What the Keystone XL pipeline means for Obama's legacy
President Obama is now playing for the history books, and climate change will be a key chapter. The Senate votes Tuesday on the Keystone XL pipeline, setting the stage for Obama's next move.
Washington — The Senate is scheduled to vote on the controversial Keystone XL pipeline project Tuesday. If it passes – and that’s still in doubt – the bill will go to President Obama’s desk. He has signaled he is likely to veto it.
That pushes the whole issue into next year and the new Congress, where Republicans will control both chambers. The political reality of Mr. Obama’s final two years in office will be in place. And the most important numbers will be 67 and 290 – the number of votes needed in the Senate and House, respectively, to overturn a presidential veto.
But let’s take a step back and look at just how important – or not – Keystone is to Obama’s legacy. Big picture, the economy and health care reform are his most important legacy issues. Immigration probably comes next, especially if he takes executive action to defer deportations, as promised. Then there’s climate change.
The pipeline project, partially completed and awaiting US approval of the final leg for six years, would carry tar-sands oil from Canada to the Texas Gulf Coast. Even to environmentalists, a key part of the Democratic base, the project has taken on symbolic importance – perhaps going beyond its actual impact on greenhouse gas emissions.
“The Keystone XL pipeline has become a symbol of how misguided the energy debate is in Congress, and how desperate oil companies are to go after resources that are dirtier, more dangerous, and more expensive to extract,” says Michelle Robinson, director of the Clean Vehicles Program at the Union of Concerned Scientists, in a statement Monday.
Environmentalists will see Obama’s final decision on Keystone as a signal of how serious he is about climate change. His agreement with China last week on reducing carbon emissions, seen as a historic first step for the world’s top two polluters, would lose some of its shine if he turned around and approved Keystone.
The Democratic donor base is also looking at how the party goes on Keystone, first among them billionaire anti-Keystone activist Tom Steyer. Obama may be a lame duck, but he’s still the leader of the Democratic Party.
Weighing in favor of approving the pipeline is the labor movement, which has its own divisions over Keystone, but is another important element of the Democratic base. AFL-CIO President Richard Trumka has called on Congress to approve the pipeline, citing jobs and the economy.

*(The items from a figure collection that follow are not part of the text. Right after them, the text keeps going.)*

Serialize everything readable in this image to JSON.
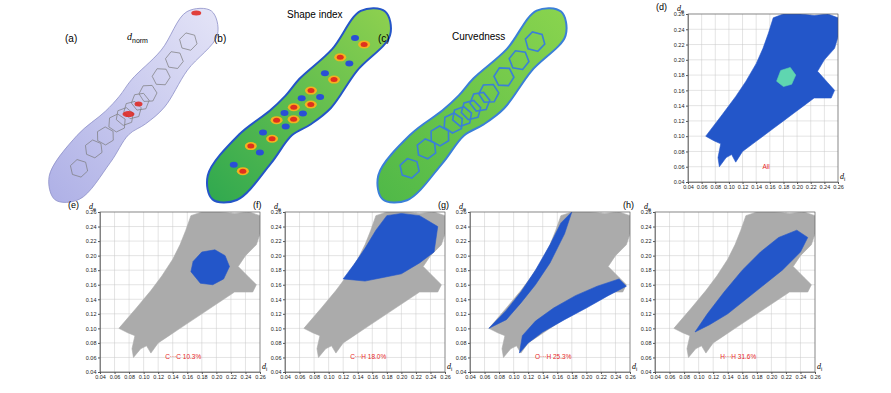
{
  "chart_data": [
    {
      "type": "surface",
      "label": "(a)",
      "title": "dnorm"
    },
    {
      "type": "surface",
      "label": "(b)",
      "title": "Shape index"
    },
    {
      "type": "surface",
      "label": "(c)",
      "title": "Curvedness"
    },
    {
      "type": "fingerprint",
      "label": "(d)",
      "x_label": "di",
      "y_label": "de",
      "annotation": "All",
      "xlim": [
        0.04,
        0.26
      ],
      "ylim": [
        0.04,
        0.26
      ],
      "xticks": [
        0.04,
        0.06,
        0.08,
        {
          "value": 0.1,
          "label": "0.10"
        },
        0.12,
        0.14,
        0.16,
        0.18,
        {
          "value": 0.2,
          "label": "0.20"
        },
        0.22,
        0.24,
        0.26
      ],
      "yticks": [
        0.04,
        0.06,
        0.08,
        {
          "value": 0.1,
          "label": "0.10"
        },
        0.12,
        0.14,
        0.16,
        0.18,
        {
          "value": 0.2,
          "label": "0.20"
        },
        0.22,
        0.24,
        0.26
      ],
      "grid": true,
      "regions": [
        {
          "color": "#2356c9",
          "x": [
            0.066,
            0.09,
            0.11,
            0.125,
            0.14,
            0.15,
            0.158,
            0.165,
            0.18,
            0.205,
            0.225,
            0.245,
            0.26,
            0.26,
            0.255,
            0.24,
            0.23,
            0.245,
            0.255,
            0.25,
            0.225,
            0.21,
            0.195,
            0.18,
            0.165,
            0.15,
            0.135,
            0.12,
            0.11,
            0.104,
            0.096,
            0.086,
            0.084,
            0.088,
            0.078
          ],
          "y": [
            0.1,
            0.128,
            0.152,
            0.172,
            0.195,
            0.215,
            0.235,
            0.255,
            0.26,
            0.26,
            0.258,
            0.26,
            0.255,
            0.23,
            0.215,
            0.2,
            0.185,
            0.17,
            0.16,
            0.15,
            0.15,
            0.14,
            0.13,
            0.12,
            0.11,
            0.1,
            0.09,
            0.08,
            0.066,
            0.076,
            0.072,
            0.06,
            0.072,
            0.09,
            0.094
          ]
        },
        {
          "color": "#5fd6b0",
          "x": [
            0.17,
            0.18,
            0.192,
            0.198,
            0.19,
            0.176
          ],
          "y": [
            0.172,
            0.165,
            0.168,
            0.18,
            0.19,
            0.186
          ]
        }
      ]
    },
    {
      "type": "fingerprint",
      "label": "(e)",
      "x_label": "di",
      "y_label": "de",
      "annotation": "C···C 10.3%",
      "xlim": [
        0.04,
        0.26
      ],
      "ylim": [
        0.04,
        0.26
      ],
      "xticks": [
        0.04,
        0.06,
        0.08,
        {
          "value": 0.1,
          "label": "0.10"
        },
        0.12,
        0.14,
        0.16,
        0.18,
        {
          "value": 0.2,
          "label": "0.20"
        },
        0.22,
        0.24,
        0.26
      ],
      "yticks": [
        0.04,
        0.06,
        0.08,
        {
          "value": 0.1,
          "label": "0.10"
        },
        0.12,
        0.14,
        0.16,
        0.18,
        {
          "value": 0.2,
          "label": "0.20"
        },
        0.22,
        0.24,
        0.26
      ],
      "grid": true,
      "regions": [
        {
          "color": "#ababab",
          "x": [
            0.066,
            0.09,
            0.11,
            0.125,
            0.14,
            0.15,
            0.158,
            0.165,
            0.18,
            0.205,
            0.225,
            0.245,
            0.26,
            0.26,
            0.255,
            0.24,
            0.23,
            0.245,
            0.255,
            0.25,
            0.225,
            0.21,
            0.195,
            0.18,
            0.165,
            0.15,
            0.135,
            0.12,
            0.11,
            0.104,
            0.096,
            0.086,
            0.084,
            0.088,
            0.078
          ],
          "y": [
            0.1,
            0.128,
            0.152,
            0.172,
            0.195,
            0.215,
            0.235,
            0.255,
            0.26,
            0.26,
            0.258,
            0.26,
            0.255,
            0.23,
            0.215,
            0.2,
            0.185,
            0.17,
            0.16,
            0.15,
            0.15,
            0.14,
            0.13,
            0.12,
            0.11,
            0.1,
            0.09,
            0.08,
            0.066,
            0.076,
            0.072,
            0.06,
            0.072,
            0.09,
            0.094
          ]
        },
        {
          "color": "#2356c9",
          "x": [
            0.165,
            0.178,
            0.195,
            0.21,
            0.218,
            0.212,
            0.198,
            0.18,
            0.168
          ],
          "y": [
            0.178,
            0.162,
            0.16,
            0.168,
            0.185,
            0.2,
            0.208,
            0.205,
            0.192
          ]
        }
      ]
    },
    {
      "type": "fingerprint",
      "label": "(f)",
      "x_label": "di",
      "y_label": "de",
      "annotation": "C···H 18.0%",
      "xlim": [
        0.04,
        0.26
      ],
      "ylim": [
        0.04,
        0.26
      ],
      "xticks": [
        0.04,
        0.06,
        0.08,
        {
          "value": 0.1,
          "label": "0.10"
        },
        0.12,
        0.14,
        0.16,
        0.18,
        {
          "value": 0.2,
          "label": "0.20"
        },
        0.22,
        0.24,
        0.26
      ],
      "yticks": [
        0.04,
        0.06,
        0.08,
        {
          "value": 0.1,
          "label": "0.10"
        },
        0.12,
        0.14,
        0.16,
        0.18,
        {
          "value": 0.2,
          "label": "0.20"
        },
        0.22,
        0.24,
        0.26
      ],
      "grid": true,
      "regions": [
        {
          "color": "#ababab",
          "x": [
            0.066,
            0.09,
            0.11,
            0.125,
            0.14,
            0.15,
            0.158,
            0.165,
            0.18,
            0.205,
            0.225,
            0.245,
            0.26,
            0.26,
            0.255,
            0.24,
            0.23,
            0.245,
            0.255,
            0.25,
            0.225,
            0.21,
            0.195,
            0.18,
            0.165,
            0.15,
            0.135,
            0.12,
            0.11,
            0.104,
            0.096,
            0.086,
            0.084,
            0.088,
            0.078
          ],
          "y": [
            0.1,
            0.128,
            0.152,
            0.172,
            0.195,
            0.215,
            0.235,
            0.255,
            0.26,
            0.26,
            0.258,
            0.26,
            0.255,
            0.23,
            0.215,
            0.2,
            0.185,
            0.17,
            0.16,
            0.15,
            0.15,
            0.14,
            0.13,
            0.12,
            0.11,
            0.1,
            0.09,
            0.08,
            0.066,
            0.076,
            0.072,
            0.06,
            0.072,
            0.09,
            0.094
          ]
        },
        {
          "color": "#2356c9",
          "x": [
            0.12,
            0.15,
            0.175,
            0.2,
            0.225,
            0.245,
            0.25,
            0.225,
            0.2,
            0.18,
            0.165,
            0.15,
            0.135
          ],
          "y": [
            0.168,
            0.165,
            0.17,
            0.175,
            0.19,
            0.205,
            0.24,
            0.255,
            0.258,
            0.255,
            0.235,
            0.21,
            0.188
          ]
        }
      ]
    },
    {
      "type": "fingerprint",
      "label": "(g)",
      "x_label": "di",
      "y_label": "de",
      "annotation": "O···H 25.3%",
      "xlim": [
        0.04,
        0.26
      ],
      "ylim": [
        0.04,
        0.26
      ],
      "xticks": [
        0.04,
        0.06,
        0.08,
        {
          "value": 0.1,
          "label": "0.10"
        },
        0.12,
        0.14,
        0.16,
        0.18,
        {
          "value": 0.2,
          "label": "0.20"
        },
        0.22,
        0.24,
        0.26
      ],
      "yticks": [
        0.04,
        0.06,
        0.08,
        {
          "value": 0.1,
          "label": "0.10"
        },
        0.12,
        0.14,
        0.16,
        0.18,
        {
          "value": 0.2,
          "label": "0.20"
        },
        0.22,
        0.24,
        0.26
      ],
      "grid": true,
      "regions": [
        {
          "color": "#ababab",
          "x": [
            0.066,
            0.09,
            0.11,
            0.125,
            0.14,
            0.15,
            0.158,
            0.165,
            0.18,
            0.205,
            0.225,
            0.245,
            0.26,
            0.26,
            0.255,
            0.24,
            0.23,
            0.245,
            0.255,
            0.25,
            0.225,
            0.21,
            0.195,
            0.18,
            0.165,
            0.15,
            0.135,
            0.12,
            0.11,
            0.104,
            0.096,
            0.086,
            0.084,
            0.088,
            0.078
          ],
          "y": [
            0.1,
            0.128,
            0.152,
            0.172,
            0.195,
            0.215,
            0.235,
            0.255,
            0.26,
            0.26,
            0.258,
            0.26,
            0.255,
            0.23,
            0.215,
            0.2,
            0.185,
            0.17,
            0.16,
            0.15,
            0.15,
            0.14,
            0.13,
            0.12,
            0.11,
            0.1,
            0.09,
            0.08,
            0.066,
            0.076,
            0.072,
            0.06,
            0.072,
            0.09,
            0.094
          ]
        },
        {
          "color": "#2356c9",
          "x": [
            0.066,
            0.09,
            0.11,
            0.13,
            0.15,
            0.165,
            0.18,
            0.17,
            0.15,
            0.13,
            0.11,
            0.09
          ],
          "y": [
            0.1,
            0.125,
            0.15,
            0.18,
            0.215,
            0.245,
            0.26,
            0.23,
            0.19,
            0.16,
            0.135,
            0.112
          ]
        },
        {
          "color": "#2356c9",
          "x": [
            0.108,
            0.12,
            0.14,
            0.17,
            0.2,
            0.23,
            0.255,
            0.245,
            0.215,
            0.185,
            0.155,
            0.13,
            0.112
          ],
          "y": [
            0.066,
            0.08,
            0.095,
            0.112,
            0.128,
            0.145,
            0.158,
            0.168,
            0.158,
            0.145,
            0.128,
            0.11,
            0.09
          ]
        }
      ]
    },
    {
      "type": "fingerprint",
      "label": "(h)",
      "x_label": "di",
      "y_label": "de",
      "annotation": "H···H 31.6%",
      "xlim": [
        0.04,
        0.26
      ],
      "ylim": [
        0.04,
        0.26
      ],
      "xticks": [
        0.04,
        0.06,
        0.08,
        {
          "value": 0.1,
          "label": "0.10"
        },
        0.12,
        0.14,
        0.16,
        0.18,
        {
          "value": 0.2,
          "label": "0.20"
        },
        0.22,
        0.24,
        0.26
      ],
      "yticks": [
        0.04,
        0.06,
        0.08,
        {
          "value": 0.1,
          "label": "0.10"
        },
        0.12,
        0.14,
        0.16,
        0.18,
        {
          "value": 0.2,
          "label": "0.20"
        },
        0.22,
        0.24,
        0.26
      ],
      "grid": true,
      "regions": [
        {
          "color": "#ababab",
          "x": [
            0.066,
            0.09,
            0.11,
            0.125,
            0.14,
            0.15,
            0.158,
            0.165,
            0.18,
            0.205,
            0.225,
            0.245,
            0.26,
            0.26,
            0.255,
            0.24,
            0.23,
            0.245,
            0.255,
            0.25,
            0.225,
            0.21,
            0.195,
            0.18,
            0.165,
            0.15,
            0.135,
            0.12,
            0.11,
            0.104,
            0.096,
            0.086,
            0.084,
            0.088,
            0.078
          ],
          "y": [
            0.1,
            0.128,
            0.152,
            0.172,
            0.195,
            0.215,
            0.235,
            0.255,
            0.26,
            0.26,
            0.258,
            0.26,
            0.255,
            0.23,
            0.215,
            0.2,
            0.185,
            0.17,
            0.16,
            0.15,
            0.15,
            0.14,
            0.13,
            0.12,
            0.11,
            0.1,
            0.09,
            0.08,
            0.066,
            0.076,
            0.072,
            0.06,
            0.072,
            0.09,
            0.094
          ]
        },
        {
          "color": "#2356c9",
          "x": [
            0.095,
            0.115,
            0.14,
            0.165,
            0.19,
            0.215,
            0.24,
            0.25,
            0.235,
            0.21,
            0.185,
            0.16,
            0.135,
            0.112
          ],
          "y": [
            0.095,
            0.105,
            0.12,
            0.14,
            0.16,
            0.18,
            0.205,
            0.225,
            0.235,
            0.225,
            0.205,
            0.18,
            0.15,
            0.12
          ]
        }
      ]
    }
  ]
}
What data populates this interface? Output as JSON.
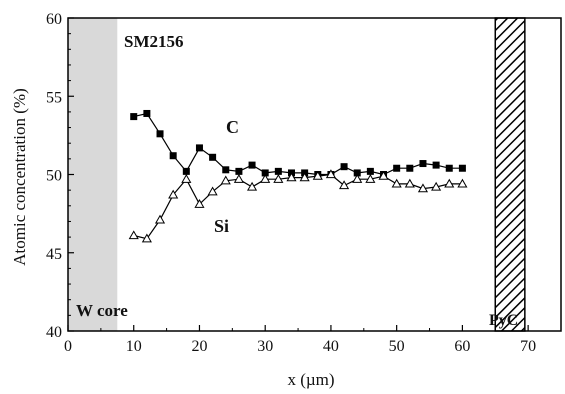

Weighing against is top adviser John Podesta, the architect of the US-China climate agreement. When Mr. Podesta joined the White House at the beginning of the year, he said he would steer clear of the Keystone issue. But it’s hard to imagine his presence and his views haven’t had an impact. Podesta’s one-year appointment ends soon, at which point he is expected to play a top role in Hillary Rodham Clinton’s presidential bid. The DNA of Obama’s climate and energy policy will head straight into the campaign of the Democrats’ top prospect for 2016.
For now, Obama can avoid a public decision by saying he’s waiting for the State Department to issue its final recommendation and for the Nebraska Supreme Court to rule on a case involving the pipeline’s route. That ruling is expected in January.
Obama has a third argument available that would allow him to avoid opining on the pipeline’s merits: When and if Congress passes pro-Keystone legislation, Obama can wield his veto pen and say that he rejects legislative involvement in the decision. The president is clearly a big believer in executive-branch power.
Still, sooner or later, Obama will probably have to go public with a final verdict on Keystone. His only out would be for Congress to override a veto, green-lighting the completion of the pipeline without the president’s blessing.
But if Obama wants a clear legacy on energy and climate-change policy, he may feel compelled to say something.